Torres Anna, Kozak Joanna, Korolczuk Agnieszka, Wdowiak Paulina, Domańska-Glonek Ewa, Maciejewski Ryszard, Torres Kamil
Laboratory of Biostructure, Chair of Human Anatomy, Medical University of Lublin, Jaczewskiego 4, Lublin, 20-090, Poland.
Department of Clinical Pathomorphology, Medical University of Lublin, Jaczewskiego 8a, Lublin, 20-090, Poland.
BMC Cancer. 2016 Oct 26;16(1):822. doi: 10.1186/s12885-016-2867-z.
Endometrial cancer is the most common cancer of the female reproductive tract. Based on our previous studies we speculated that miR-92a exhibited pro-oncogenic properties in endometrial cancer, and therefore its inhibition could be used as a therapeutic measure in this disease. Therefore in the present study we aimed to investigate both in vitro and in vivo if inhibition of miR-92a in endometrial cancer would limit cancer cells proliferation.
miR-92a expression was evaluated in four endometrial cancer cell lines using qPCR. Inhibition of miR-92a activity was obtained in endometrial cancer cell lines by a transient transfection of a custom designed Locked Nucleic Acid (LNA)-Inhibitor, developed to work both in vitro and in vivo.

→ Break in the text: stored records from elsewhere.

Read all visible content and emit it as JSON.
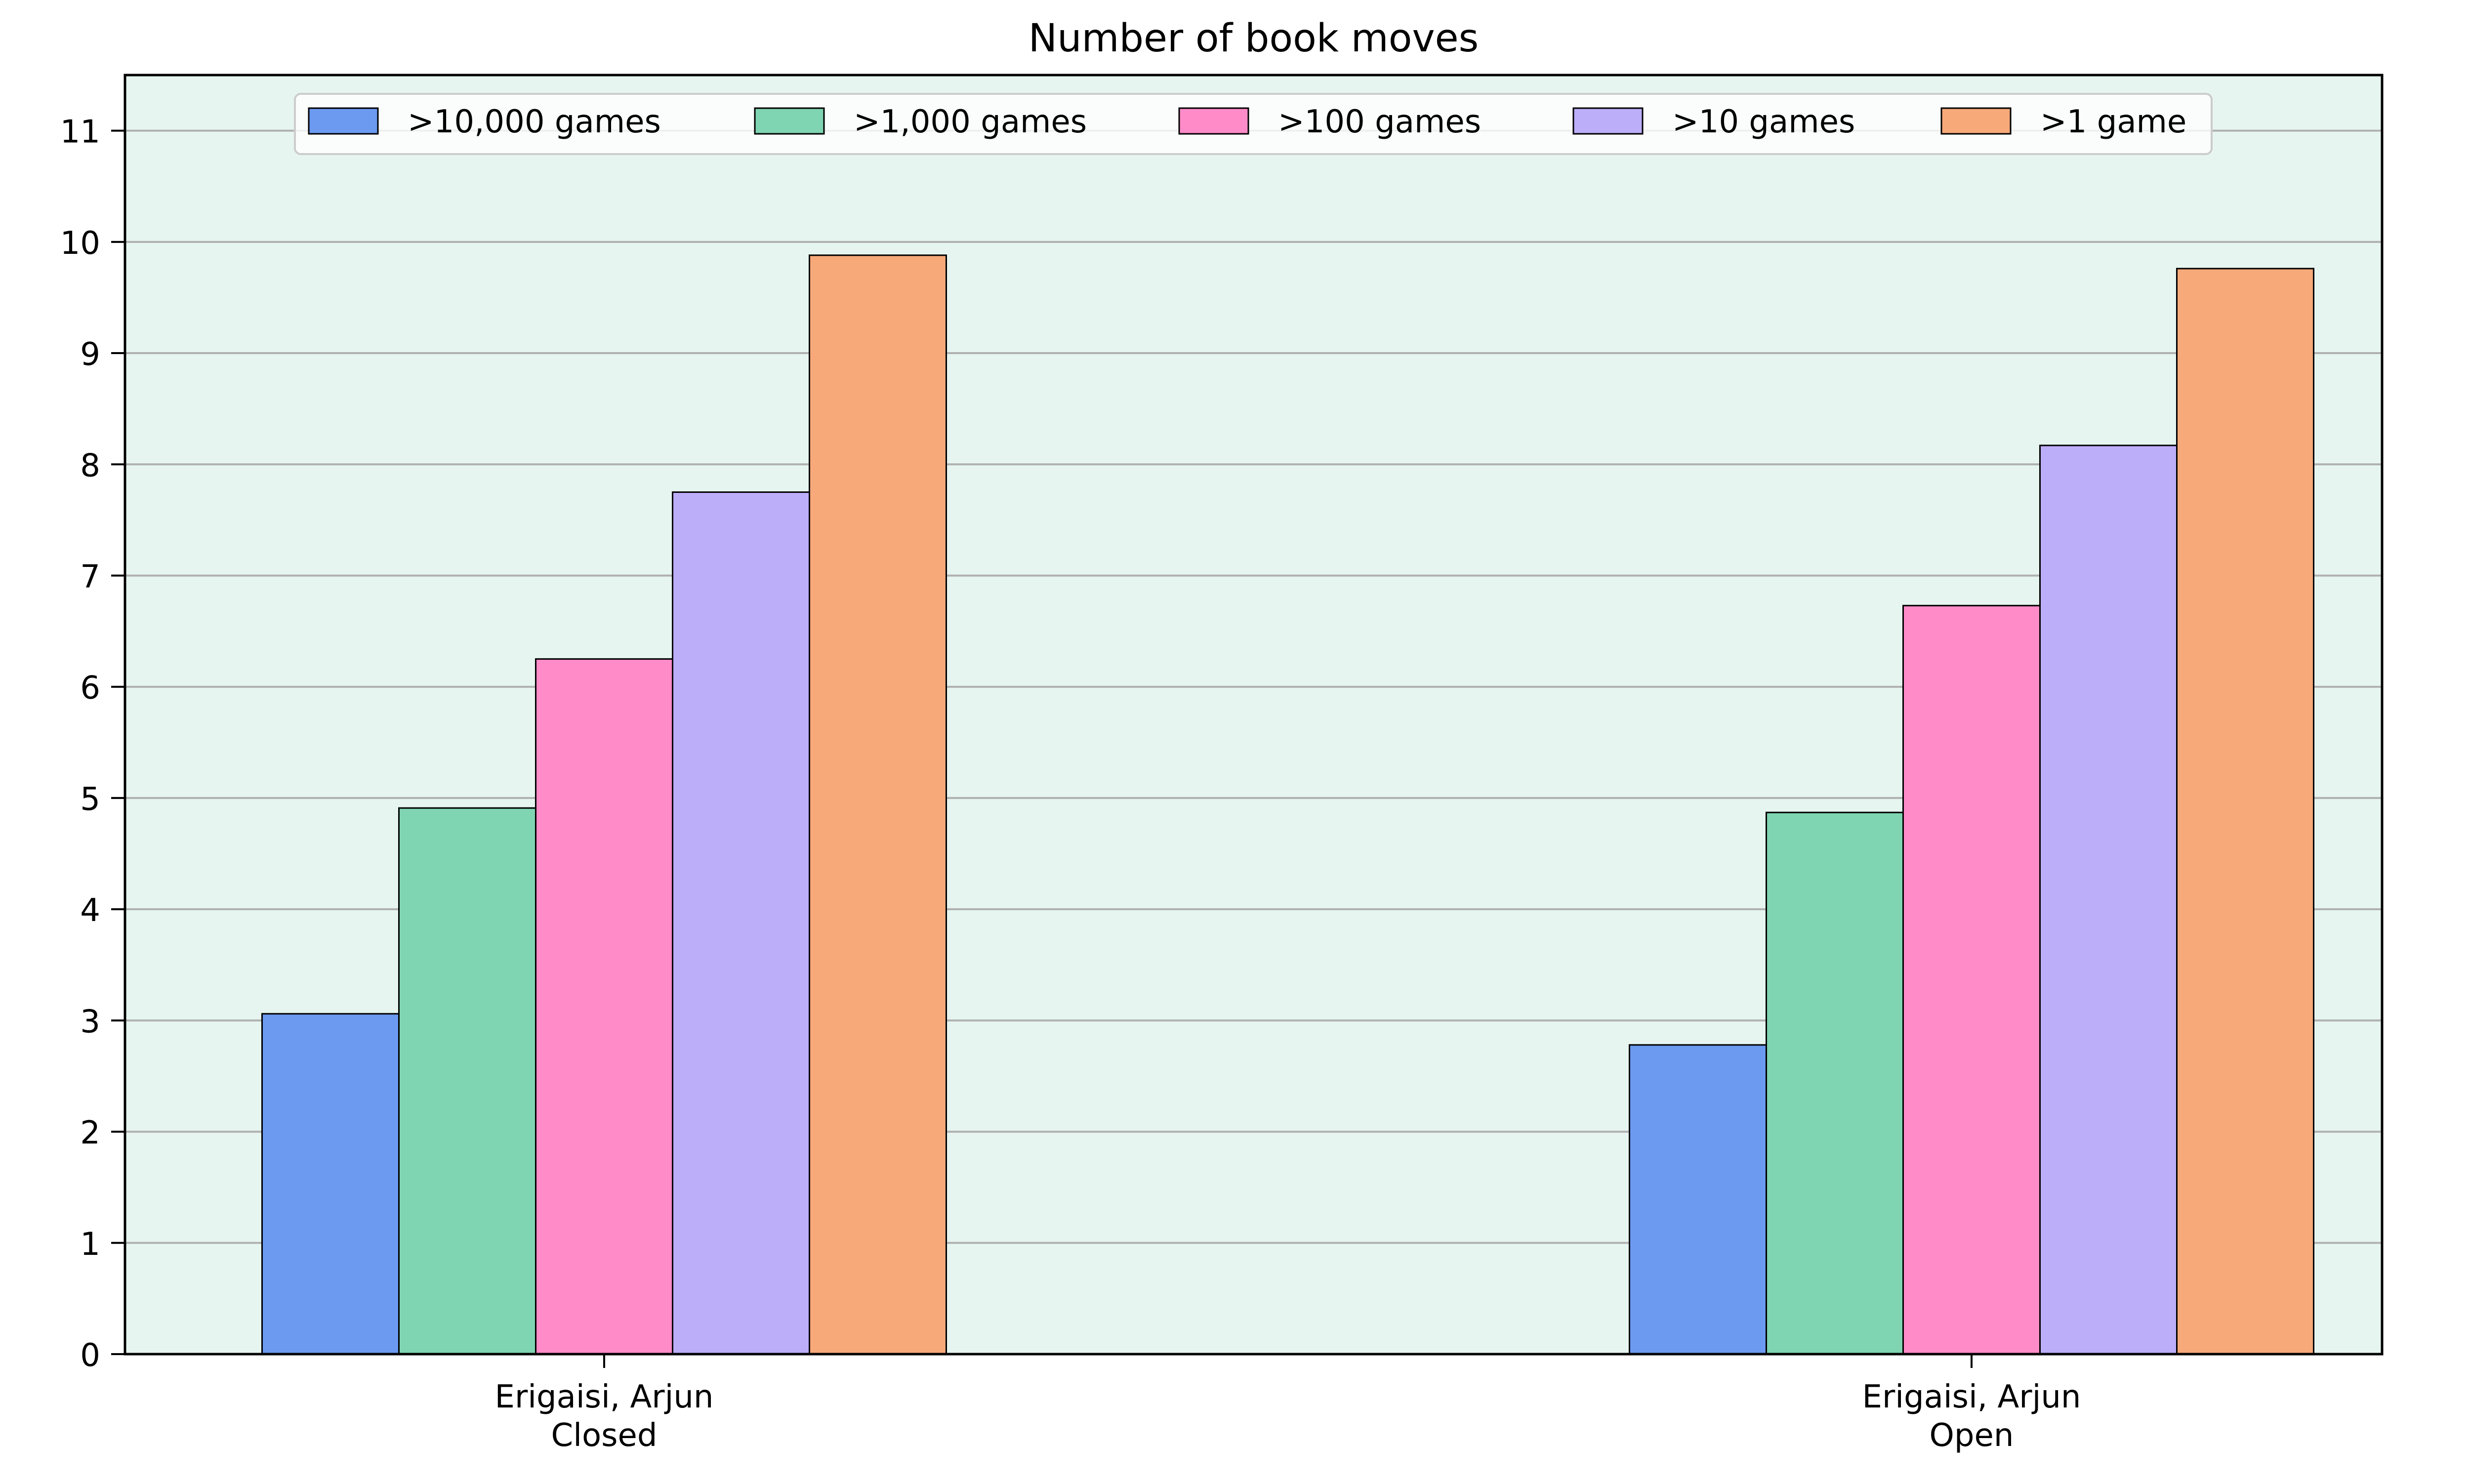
{
  "chart_data": {
    "type": "bar",
    "title": "Number of book moves",
    "xlabel": "",
    "ylabel": "",
    "ylim": [
      0,
      11.5
    ],
    "yticks": [
      0,
      1,
      2,
      3,
      4,
      5,
      6,
      7,
      8,
      9,
      10,
      11
    ],
    "grid": "horizontal",
    "legend_position": "top-center",
    "background_color": "#e6f5ef",
    "categories": [
      [
        "Erigaisi, Arjun",
        "Closed"
      ],
      [
        "Erigaisi, Arjun",
        "Open"
      ]
    ],
    "series": [
      {
        "name": ">10,000 games",
        "color": "#6b9af0",
        "values": [
          3.06,
          2.78
        ]
      },
      {
        "name": ">1,000 games",
        "color": "#7fd4b1",
        "values": [
          4.91,
          4.87
        ]
      },
      {
        "name": ">100 games",
        "color": "#ff8bc9",
        "values": [
          6.25,
          6.73
        ]
      },
      {
        "name": ">10 games",
        "color": "#bdaefa",
        "values": [
          7.75,
          8.17
        ]
      },
      {
        "name": ">1 game",
        "color": "#f7a979",
        "values": [
          9.88,
          9.76
        ]
      }
    ]
  }
}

In vitro proliferation studies were performed using xCELLigence RTCA DP system. In vivo experiment was performed in Cby.Cg-Foxn1 < nu>/cmdb mice bearing endometrial cancer xenografts, which were intraperitoneally injected with nine dosages of 25 mg/kg of miR-205-LNA-inhibitor.
qPCR revealed increased expression of miR-92a in HEC-1-B, Ishikawa and AN3CA cells. LNA-i-miR-92a inhibited endometrial cancer growth in vitro. It was also demonstrated that systemic administration of LNA-i-miR-92a was feasible and exerted inhibitory effect on endometrial cancer xenograft growth in vivo with only mild toxic effects in treated animals, however the effect was observed until 12 experimental day and the last three dosages did not maintain the attenuating effect with the acceleration of tumor growth observed at the end and after cessation of the intraperitoneal therapy.
Taken together, these results indicate that intraperitoneal delivery of miR-92a-LNA-modified-inhibitor is feasible, devoid of significant toxicity and moderately inhibits endometrial cancer growth in vivo, and therefore warrants further studies investigating other routes of inhibitor delivery possibly in other animal models.
子宫内膜癌是女性生殖道最常见的癌症。基于我们之前的研究,我们推测miR-92a在子宫内膜癌中具有促癌特性,因此抑制它可作为这种疾病的一种治疗措施。因此,在本研究中,我们旨在研究在体外和体内抑制子宫内膜癌中的miR-92a是否会限制癌细胞增殖。
使用qPCR评估四种子宫内膜癌细胞系中miR-92a的表达。通过瞬时转染定制设计的锁核酸(LNA)抑制剂来抑制子宫内膜癌细胞系中miR-92a的活性,该抑制剂在体外和体内均有效。使用xCELLigence RTCA DP系统进行体外增殖研究。在携带子宫内膜癌异种移植瘤的Cby.Cg-Foxn1
qPCR显示HEC-1-B、Ishikawa和AN3CA细胞中miR-92a表达增加。LNA-i-miR-92a在体外抑制子宫内膜癌生长。还证明全身给予LNA-i-miR-92a是可行的,并且对体内子宫内膜癌异种移植瘤生长具有抑制作用,对治疗的动物只有轻微毒性作用,然而该作用在实验第12天之前观察到,并且最后三剂在腹腔治疗结束和停止后随着肿瘤生长加速未维持减弱作用。
综上所述,这些结果表明腹腔递送miR-92a-LNA修饰的抑制剂是可行的,没有明显毒性,并且在体内适度抑制子宫内膜癌生长,因此有必要进一步研究在其他动物模型中可能的其他抑制剂递送途径。